SCDAA 46th Annual National Convention

Abstract 

Authors:
Dr. Gershwin T. Blyden- Foundation for Sickle Cell Disease Research,
Dr. Kenneth R. Bridges- Global Blood Therapeutics, Dr. Lanetta Bronté- Foundation for Sickle Cell Disease Research
 
Objective: Voxelotor (GBT440) is a first-in-class, oral, once-daily therapy designed to modulate the affinity of hemoglobin (Hb) for oxygen and delay sickle Hb polymerization, thereby reducing consequent red blood cell damage and life-threatening complications from sickle cell disease (SCD). Seven patients with severe SCD ineligible for ongoing clinical trials because of high mortality risk from comorbidities, including renal dysfunction, frequent hospitalizations for vaso-occlusive crisis (VOC), extreme anemia, and multiorgan failure were provided compassionate-use access to voxelotor by US Food and Drug Administration single-patient international new drug application.

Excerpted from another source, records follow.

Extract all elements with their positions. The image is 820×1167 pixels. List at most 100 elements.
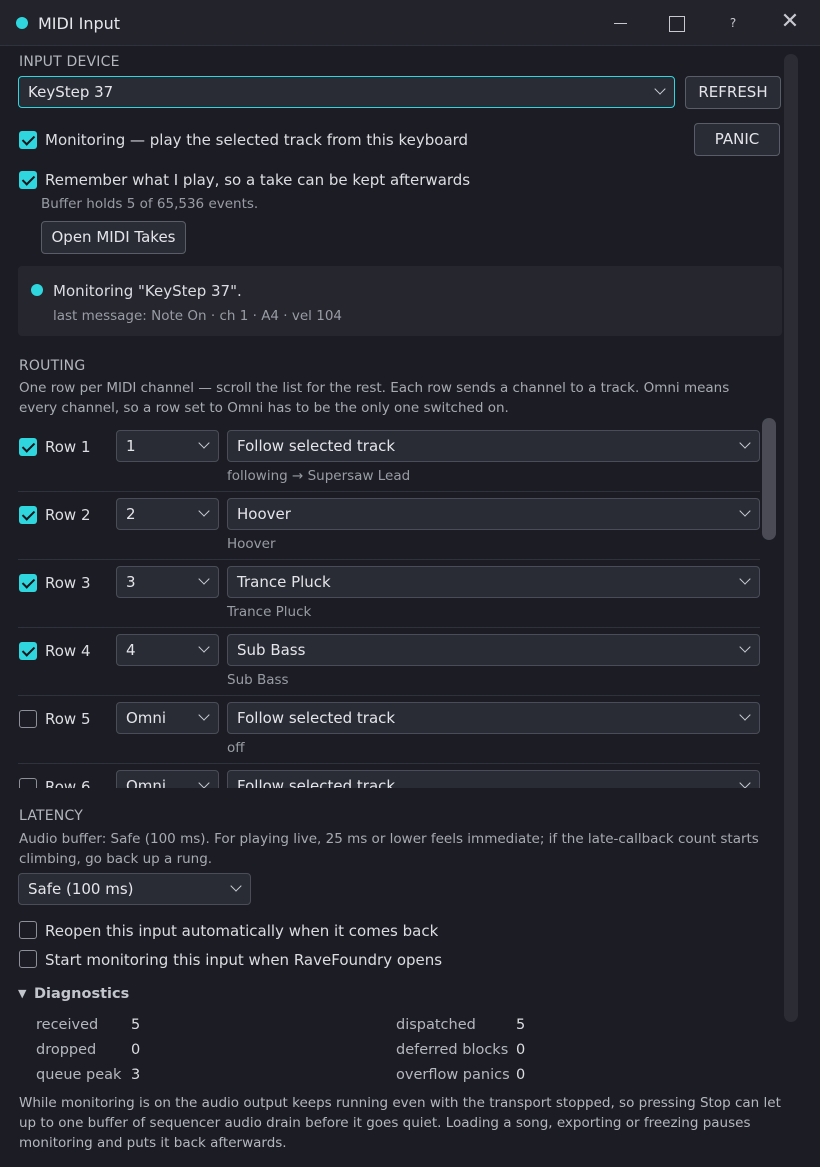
diag-key: queue peak (36, 1067, 122, 1083)
diag-key: dropped (36, 1042, 97, 1058)
row-4-checkbox[interactable] (19, 642, 37, 660)
status-dot-icon (16, 17, 28, 29)
channel-value: 4 (126, 641, 136, 659)
row-note: Sub Bass (227, 672, 289, 688)
row-2-target-select[interactable]: Hoover (227, 498, 760, 530)
expand-triangle-icon: ▼ (18, 987, 27, 1000)
refresh-button[interactable]: REFRESH (685, 76, 781, 109)
target-value: Follow selected track (237, 437, 396, 455)
help-button[interactable]: ? (719, 10, 747, 36)
input-device-select[interactable]: KeyStep 37 (18, 76, 675, 108)
chevron-down-icon (654, 83, 666, 95)
row-label: Row 4 (45, 642, 91, 660)
row-4-channel-select[interactable]: 4 (116, 634, 219, 666)
panic-button[interactable]: PANIC (694, 123, 780, 156)
diag-key: received (36, 1017, 99, 1033)
chevron-down-icon (739, 709, 751, 721)
target-value: Sub Bass (237, 641, 306, 659)
row-3-channel-select[interactable]: 3 (116, 566, 219, 598)
title-bar: MIDI Input ? ✕ (0, 0, 820, 46)
chevron-down-icon (198, 573, 210, 585)
reopen-label: Reopen this input automatically when it … (45, 922, 439, 940)
audio-buffer-value: Safe (100 ms) (28, 880, 134, 898)
channel-value: Omni (126, 709, 167, 727)
open-midi-takes-button[interactable]: Open MIDI Takes (41, 221, 186, 254)
chevron-down-icon (198, 505, 210, 517)
monitoring-checkbox[interactable] (19, 131, 37, 149)
monitoring-status-panel: Monitoring "KeyStep 37". last message: N… (18, 266, 782, 336)
page-scrollbar[interactable] (784, 54, 798, 1022)
diag-value: 3 (131, 1067, 141, 1083)
row-label: Row 5 (45, 710, 91, 728)
routing-scrollbar[interactable] (762, 418, 776, 540)
row-6-target-select[interactable]: Follow selected track (227, 770, 760, 788)
chevron-down-icon (198, 709, 210, 721)
row-note: following → Supersaw Lead (227, 468, 411, 484)
latency-description: Audio buffer: Safe (100 ms). For playing… (19, 831, 759, 867)
row-2-channel-select[interactable]: 2 (116, 498, 219, 530)
row-3-checkbox[interactable] (19, 574, 37, 592)
reopen-checkbox[interactable] (19, 921, 37, 939)
latency-heading: LATENCY (19, 808, 83, 824)
start-monitoring-label: Start monitoring this input when RaveFou… (45, 951, 443, 969)
target-value: Hoover (237, 505, 291, 523)
diag-key: overflow panics (396, 1067, 510, 1083)
row-note: off (227, 740, 245, 756)
start-monitoring-checkbox[interactable] (19, 950, 37, 968)
diag-value: 5 (131, 1017, 141, 1033)
target-value: Follow selected track (237, 709, 396, 727)
row-note: Trance Pluck (227, 604, 312, 620)
row-5-channel-select[interactable]: Omni (116, 702, 219, 734)
chevron-down-icon (739, 573, 751, 585)
target-value: Trance Pluck (237, 573, 331, 591)
diagnostics-heading: Diagnostics (34, 986, 130, 1002)
row-5-target-select[interactable]: Follow selected track (227, 702, 760, 734)
routing-list[interactable]: Row 1 1 Follow selected track following … (0, 420, 782, 788)
input-device-heading: INPUT DEVICE (19, 54, 120, 70)
row-1-target-select[interactable]: Follow selected track (227, 430, 760, 462)
status-title: Monitoring "KeyStep 37". (53, 282, 242, 300)
row-6-channel-select[interactable]: Omni (116, 770, 219, 788)
diag-key: deferred blocks (396, 1042, 509, 1058)
channel-value: 3 (126, 573, 136, 591)
row-divider (18, 763, 760, 764)
chevron-down-icon (739, 437, 751, 449)
diag-value: 0 (516, 1067, 526, 1083)
remember-checkbox[interactable] (19, 171, 37, 189)
buffer-status: Buffer holds 5 of 65,536 events. (41, 196, 259, 212)
status-last-message: last message: Note On · ch 1 · A4 · vel … (53, 308, 342, 324)
chevron-down-icon (198, 437, 210, 449)
diag-value: 0 (516, 1042, 526, 1058)
chevron-down-icon (739, 641, 751, 653)
minimize-button[interactable] (606, 10, 634, 36)
row-5-checkbox[interactable] (19, 710, 37, 728)
close-button[interactable]: ✕ (776, 10, 804, 36)
row-label: Row 1 (45, 438, 91, 456)
row-divider (18, 491, 760, 492)
monitoring-label: Monitoring — play the selected track fro… (45, 131, 469, 149)
row-2-checkbox[interactable] (19, 506, 37, 524)
diag-value: 5 (516, 1017, 526, 1033)
row-1-checkbox[interactable] (19, 438, 37, 456)
diag-key: dispatched (396, 1017, 476, 1033)
chevron-down-icon (198, 641, 210, 653)
channel-value: 1 (126, 437, 136, 455)
chevron-down-icon (739, 505, 751, 517)
row-3-target-select[interactable]: Trance Pluck (227, 566, 760, 598)
row-4-target-select[interactable]: Sub Bass (227, 634, 760, 666)
row-label: Row 6 (45, 778, 91, 788)
audio-buffer-select[interactable]: Safe (100 ms) (18, 873, 251, 905)
maximize-button[interactable] (662, 10, 690, 36)
chevron-down-icon (198, 777, 210, 788)
row-divider (18, 695, 760, 696)
row-note: Hoover (227, 536, 276, 552)
row-label: Row 3 (45, 574, 91, 592)
active-dot-icon (31, 284, 43, 296)
row-6-checkbox[interactable] (19, 778, 37, 788)
diagnostics-footer: While monitoring is on the audio output … (19, 1095, 781, 1151)
input-device-value: KeyStep 37 (28, 83, 114, 101)
target-value: Follow selected track (237, 777, 396, 788)
window-title: MIDI Input (38, 14, 121, 33)
row-divider (18, 559, 760, 560)
row-1-channel-select[interactable]: 1 (116, 430, 219, 462)
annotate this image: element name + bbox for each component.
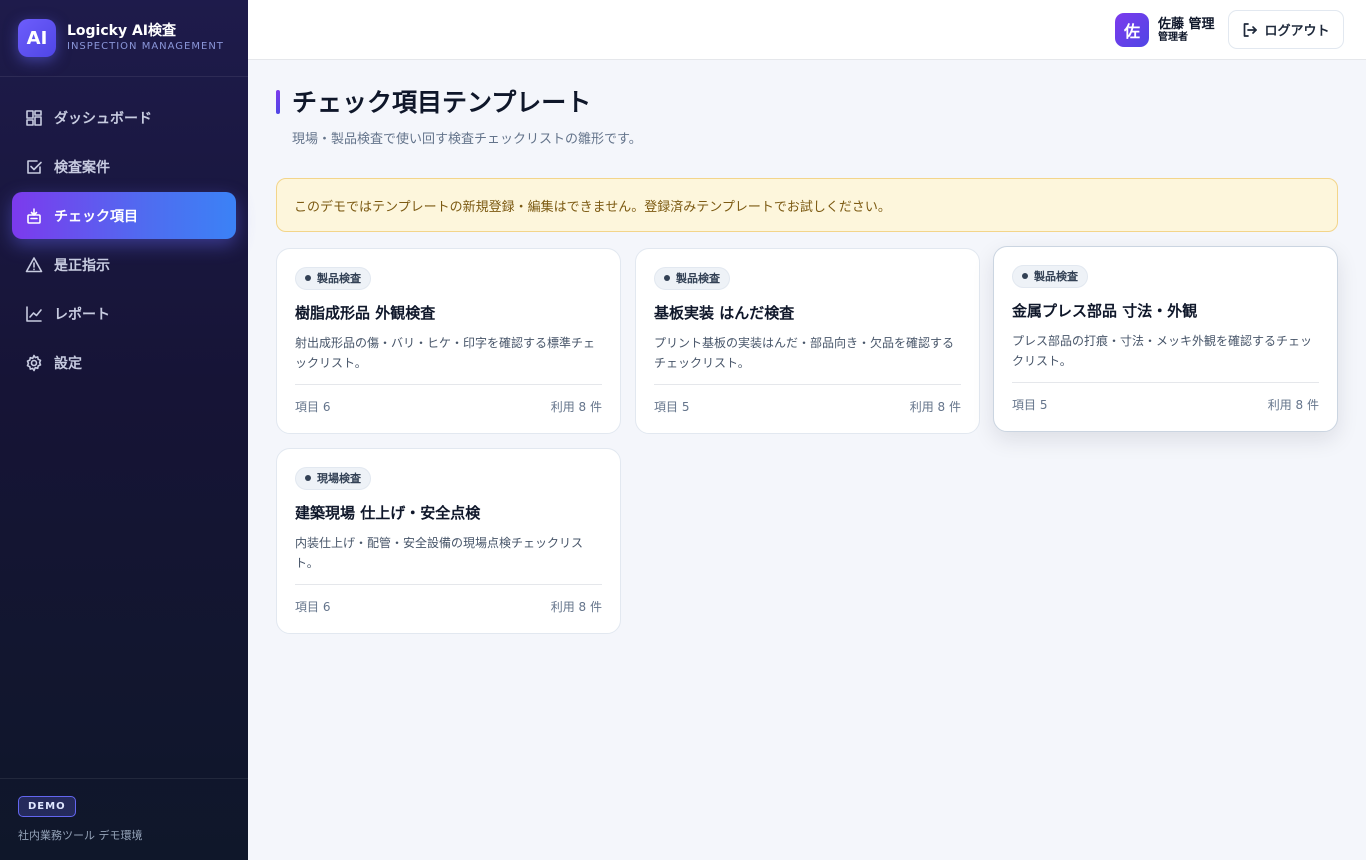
card-footer: 項目 5 利用 8 件 xyxy=(654,384,961,415)
dashboard-icon xyxy=(25,109,43,127)
tag-dot-icon xyxy=(664,275,670,281)
usage-count: 利用 8 件 xyxy=(550,600,602,614)
template-grid: 製品検査 樹脂成形品 外観検査 射出成形品の傷・バリ・ヒケ・印字を確認する標準チ… xyxy=(276,246,1338,648)
card-title: 金属プレス部品 寸法・外観 xyxy=(1012,301,1198,320)
tag-label: 製品検査 xyxy=(317,272,361,285)
card-footer: 項目 5 利用 8 件 xyxy=(1012,382,1319,413)
card-title: 樹脂成形品 外観検査 xyxy=(295,303,436,322)
sidebar-footer: DEMO 社内業務ツール デモ環境 xyxy=(0,778,248,860)
template-icon xyxy=(25,207,43,225)
logout-button[interactable]: ログアウト xyxy=(1228,10,1344,49)
tag-dot-icon xyxy=(1022,273,1028,279)
category-tag: 製品検査 xyxy=(1012,264,1088,288)
logout-icon xyxy=(1244,22,1258,37)
card-description: 射出成形品の傷・バリ・ヒケ・印字を確認する標準チェックリスト。 xyxy=(295,335,596,370)
usage-count: 利用 8 件 xyxy=(909,400,961,414)
top-bar: 佐 佐藤 管理 管理者 ログアウト xyxy=(248,0,1366,60)
page-title: チェック項目テンプレート xyxy=(292,88,592,117)
item-count: 項目 6 xyxy=(295,600,331,614)
sidebar: AI Logicky AI検査 INSPECTION MANAGEMENT ダッ… xyxy=(0,0,248,860)
main-content: チェック項目テンプレート 現場・製品検査で使い回す検査チェックリストの雛形です。… xyxy=(276,60,1338,648)
sidebar-item-dashboard[interactable]: ダッシュボード xyxy=(12,94,236,141)
page-subtitle: 現場・製品検査で使い回す検査チェックリストの雛形です。 xyxy=(292,132,642,147)
avatar: 佐 xyxy=(1115,13,1149,47)
title-accent-bar xyxy=(276,90,280,114)
category-tag: 現場検査 xyxy=(295,466,371,490)
card-description: プレス部品の打痕・寸法・メッキ外観を確認するチェックリスト。 xyxy=(1012,333,1313,368)
tag-label: 現場検査 xyxy=(317,472,361,485)
user-name: 佐藤 管理 xyxy=(1158,16,1215,32)
gear-icon xyxy=(25,354,43,372)
usage-count: 利用 8 件 xyxy=(550,400,602,414)
notice-text: このデモではテンプレートの新規登録・編集はできません。登録済みテンプレートでお試… xyxy=(294,199,891,215)
sidebar-item-label: 設定 xyxy=(54,355,82,372)
sidebar-item-label: ダッシュボード xyxy=(54,110,152,127)
tag-dot-icon xyxy=(305,275,311,281)
demo-notice: このデモではテンプレートの新規登録・編集はできません。登録済みテンプレートでお試… xyxy=(276,178,1338,232)
user-role: 管理者 xyxy=(1158,31,1188,43)
sidebar-item-label: レポート xyxy=(54,306,110,323)
card-footer: 項目 6 利用 8 件 xyxy=(295,384,602,415)
warning-icon xyxy=(25,256,43,274)
sidebar-nav: ダッシュボード 検査案件 チェック項目 是正指示 レポート 設定 xyxy=(0,77,248,386)
sidebar-item-label: 検査案件 xyxy=(54,159,110,176)
tag-label: 製品検査 xyxy=(676,272,720,285)
logout-label: ログアウト xyxy=(1264,23,1330,38)
template-card[interactable]: 現場検査 建築現場 仕上げ・安全点検 内装仕上げ・配管・安全設備の現場点検チェッ… xyxy=(276,448,621,634)
brand-subtitle: INSPECTION MANAGEMENT xyxy=(67,41,224,52)
user-menu[interactable]: 佐 佐藤 管理 管理者 xyxy=(1115,13,1215,47)
sidebar-item-corrective[interactable]: 是正指示 xyxy=(12,241,236,288)
template-card[interactable]: 製品検査 金属プレス部品 寸法・外観 プレス部品の打痕・寸法・メッキ外観を確認す… xyxy=(993,246,1338,432)
brand[interactable]: AI Logicky AI検査 INSPECTION MANAGEMENT xyxy=(0,0,248,77)
tag-dot-icon xyxy=(305,475,311,481)
page-header: チェック項目テンプレート 現場・製品検査で使い回す検査チェックリストの雛形です。 xyxy=(276,90,1338,147)
card-title: 基板実装 はんだ検査 xyxy=(654,303,795,322)
sidebar-item-settings[interactable]: 設定 xyxy=(12,339,236,386)
item-count: 項目 6 xyxy=(295,400,331,414)
template-card[interactable]: 製品検査 基板実装 はんだ検査 プリント基板の実装はんだ・部品向き・欠品を確認す… xyxy=(635,248,980,434)
card-title: 建築現場 仕上げ・安全点検 xyxy=(295,503,481,522)
category-tag: 製品検査 xyxy=(295,266,371,290)
sidebar-item-label: チェック項目 xyxy=(54,208,138,225)
brand-logo: AI xyxy=(18,19,56,57)
sidebar-item-inspections[interactable]: 検査案件 xyxy=(12,143,236,190)
item-count: 項目 5 xyxy=(1012,398,1048,412)
demo-badge: DEMO xyxy=(18,796,76,817)
card-description: 内装仕上げ・配管・安全設備の現場点検チェックリスト。 xyxy=(295,535,584,570)
environment-note: 社内業務ツール デモ環境 xyxy=(18,829,143,842)
tag-label: 製品検査 xyxy=(1034,270,1078,283)
sidebar-item-reports[interactable]: レポート xyxy=(12,290,236,337)
card-description: プリント基板の実装はんだ・部品向き・欠品を確認するチェックリスト。 xyxy=(654,335,955,370)
item-count: 項目 5 xyxy=(654,400,690,414)
sidebar-item-check-items[interactable]: チェック項目 xyxy=(12,192,236,239)
chart-icon xyxy=(25,305,43,323)
brand-title: Logicky AI検査 xyxy=(67,23,177,39)
card-footer: 項目 6 利用 8 件 xyxy=(295,584,602,615)
template-card[interactable]: 製品検査 樹脂成形品 外観検査 射出成形品の傷・バリ・ヒケ・印字を確認する標準チ… xyxy=(276,248,621,434)
checkbox-icon xyxy=(25,158,43,176)
category-tag: 製品検査 xyxy=(654,266,730,290)
usage-count: 利用 8 件 xyxy=(1267,398,1319,412)
sidebar-item-label: 是正指示 xyxy=(54,257,110,274)
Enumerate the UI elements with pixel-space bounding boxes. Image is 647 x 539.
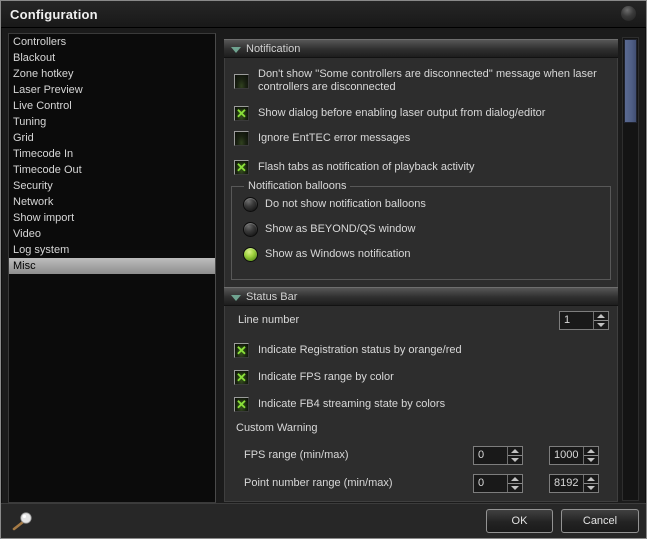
spinner-buttons [583,447,598,464]
spin-down-icon[interactable] [508,456,522,465]
section-title: Status Bar [246,291,297,303]
checkbox-label: Ignore EntTEC error messages [258,132,410,145]
flash-tabs-checkbox[interactable] [234,160,249,175]
spinner-value: 0 [478,449,484,461]
window-title: Configuration [10,7,98,22]
magnifier-icon[interactable] [9,510,33,534]
point-min-spinner[interactable]: 0 [473,474,523,493]
section-title: Notification [246,43,300,55]
spin-up-icon[interactable] [594,312,608,321]
spin-up-icon[interactable] [508,475,522,484]
sidebar-item-laser-preview[interactable]: Laser Preview [9,82,215,98]
checkbox-label: Show dialog before enabling laser output… [258,107,545,120]
spin-down-icon[interactable] [508,484,522,493]
section-header-status-bar[interactable]: Status Bar [224,287,618,306]
sidebar-item-network[interactable]: Network [9,194,215,210]
spin-up-icon[interactable] [508,447,522,456]
radio-row: Do not show notification balloons [232,197,610,221]
checkbox-row: Indicate FPS range by color [225,370,617,394]
indicate-fps-range-checkbox[interactable] [234,370,249,385]
radio-label: Do not show notification balloons [265,198,426,211]
custom-warning-label: Custom Warning [236,422,318,434]
spinner-buttons [507,447,522,464]
spinner-buttons [583,475,598,492]
scrollbar-thumb[interactable] [624,39,637,123]
fps-max-spinner[interactable]: 1000 [549,446,599,465]
spin-down-icon[interactable] [584,456,598,465]
status-bar-section-body: Line number 1 Indicate Registration stat… [225,306,617,502]
sidebar-item-tuning[interactable]: Tuning [9,114,215,130]
checkbox-row: Show dialog before enabling laser output… [225,106,617,130]
radio-row: Show as Windows notification [232,247,610,271]
dont-show-disconnected-checkbox[interactable] [234,74,249,89]
radio-label: Show as Windows notification [265,248,411,261]
sidebar-item-zone-hotkey[interactable]: Zone hotkey [9,66,215,82]
fps-range-label: FPS range (min/max) [244,449,349,461]
sidebar-item-misc[interactable]: Misc [9,258,215,274]
radio-label: Show as BEYOND/QS window [265,223,415,236]
beyond-qs-window-radio[interactable] [243,222,258,237]
show-dialog-before-output-checkbox[interactable] [234,106,249,121]
checkbox-label: Flash tabs as notification of playback a… [258,161,474,174]
checkbox-label: Indicate FPS range by color [258,371,394,384]
line-number-label: Line number [238,314,299,326]
section-header-notification[interactable]: Notification [224,39,618,58]
sidebar-item-timecode-in[interactable]: Timecode In [9,146,215,162]
spin-down-icon[interactable] [594,321,608,330]
title-bar: Configuration [1,1,646,28]
vertical-scrollbar[interactable] [622,37,639,501]
spinner-value: 1000 [554,449,578,461]
line-number-spinner[interactable]: 1 [559,311,609,330]
settings-panel: Notification Don't show ''Some controlle… [224,39,618,502]
checkbox-label: Indicate FB4 streaming state by colors [258,398,445,411]
indicate-registration-checkbox[interactable] [234,343,249,358]
ignore-enttec-errors-checkbox[interactable] [234,131,249,146]
sidebar-item-show-import[interactable]: Show import [9,210,215,226]
sidebar-item-grid[interactable]: Grid [9,130,215,146]
category-list: Controllers Blackout Zone hotkey Laser P… [8,33,216,503]
chevron-down-icon [231,47,241,53]
windows-notification-radio[interactable] [243,247,258,262]
spin-up-icon[interactable] [584,447,598,456]
indicate-fb4-streaming-checkbox[interactable] [234,397,249,412]
sidebar-item-security[interactable]: Security [9,178,215,194]
sidebar-item-blackout[interactable]: Blackout [9,50,215,66]
spin-up-icon[interactable] [584,475,598,484]
sidebar-item-controllers[interactable]: Controllers [9,34,215,50]
chevron-down-icon [231,295,241,301]
notification-balloons-group: Notification balloons Do not show notifi… [231,186,611,280]
footer-bar: OK Cancel [1,503,646,538]
group-title: Notification balloons [244,180,350,192]
checkbox-row: Don't show ''Some controllers are discon… [225,68,617,102]
point-max-spinner[interactable]: 8192 [549,474,599,493]
configuration-dialog: Configuration Controllers Blackout Zone … [0,0,647,539]
spinner-buttons [593,312,608,329]
checkbox-label: Don't show ''Some controllers are discon… [258,68,614,94]
fps-min-spinner[interactable]: 0 [473,446,523,465]
sidebar-item-video[interactable]: Video [9,226,215,242]
sidebar-item-log-system[interactable]: Log system [9,242,215,258]
spin-down-icon[interactable] [584,484,598,493]
spinner-value: 1 [564,314,570,326]
no-balloons-radio[interactable] [243,197,258,212]
radio-row: Show as BEYOND/QS window [232,222,610,246]
cancel-button[interactable]: Cancel [561,509,639,533]
checkbox-row: Indicate Registration status by orange/r… [225,343,617,367]
sidebar-item-timecode-out[interactable]: Timecode Out [9,162,215,178]
notification-section-body: Don't show ''Some controllers are discon… [225,58,617,287]
spinner-value: 8192 [554,477,578,489]
ok-button[interactable]: OK [486,509,553,533]
checkbox-row: Ignore EntTEC error messages [225,131,617,155]
titlebar-sphere-icon[interactable] [621,6,636,21]
spinner-buttons [507,475,522,492]
checkbox-label: Indicate Registration status by orange/r… [258,344,462,357]
spinner-value: 0 [478,477,484,489]
point-number-range-label: Point number range (min/max) [244,477,393,489]
checkbox-row: Indicate FB4 streaming state by colors [225,397,617,421]
sidebar-item-live-control[interactable]: Live Control [9,98,215,114]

Methods: Once-daily voxelotor began at 900 mg with possible increase to 1500 mg. Baseline echocardiograms were performed. Initial assessments at 2 and 4 weeks were followed by routine evaluations at least monthly. Key data captured included Hb levels, reticulocyte count, indirect bilirubin, resting oxygen saturation, pain level on 0-10 scale, transfusions, and hospitalizations for VOC. Patient Health Questionnaire 9-item (PHQ-9) assessed depression.
Results: Four female and 3 male patients aged 22-67 years had severe comorbidities at baseline including iron overload in all patients, frequent transfusions in 5/7, severe fatigue in 4/7, chronic oxygen supplementation in 2/7, and progressive severe renal dysfunction or multiorgan failure in 1 each. In 5/7 patients, baseline Hb was ≤6.4 g/dL, with three <6 g/dL. Hb level increased in all 7 patients by 24 weeks of voxelotor, with 5 reaching ≥1.0 g/dL. Hb increase due to voxelotor was clearest in 3 patients who experienced 1.0 to 5.4 g/dL Hb rises without transfusion. The number of transfusions fell by 60% in the 7 patients. VOC hospitalizations fell by 67%. Baseline oxygen saturation improved to 98%-99% from <95% in 4 patients following voxelotor treatment, permitting 2 patients to discontinue long-term supplemental oxygen. Overall well-being improved, typically 2-3 weeks after treatment initiation, for all patients, and the PHQ-9 score registered reduced depression. Voxelotor was well-tolerated with no discontinuations during treatment periods of up to 2 years. There was 1 dose reduction because of grade 2 diarrhea. Two patients with advanced end-stage organ injury died of SCD complications unrelated to treatment.
Conclusions: Seven patients given compassionate-use voxelotor after exhausting all treatment options achieved substantial improvements in clinical and mental health parameters for as long as 2 years. Controlled clinical trials will be needed to confirm the benefit of voxelotor in patients with severe SCD and multiple comorbidities.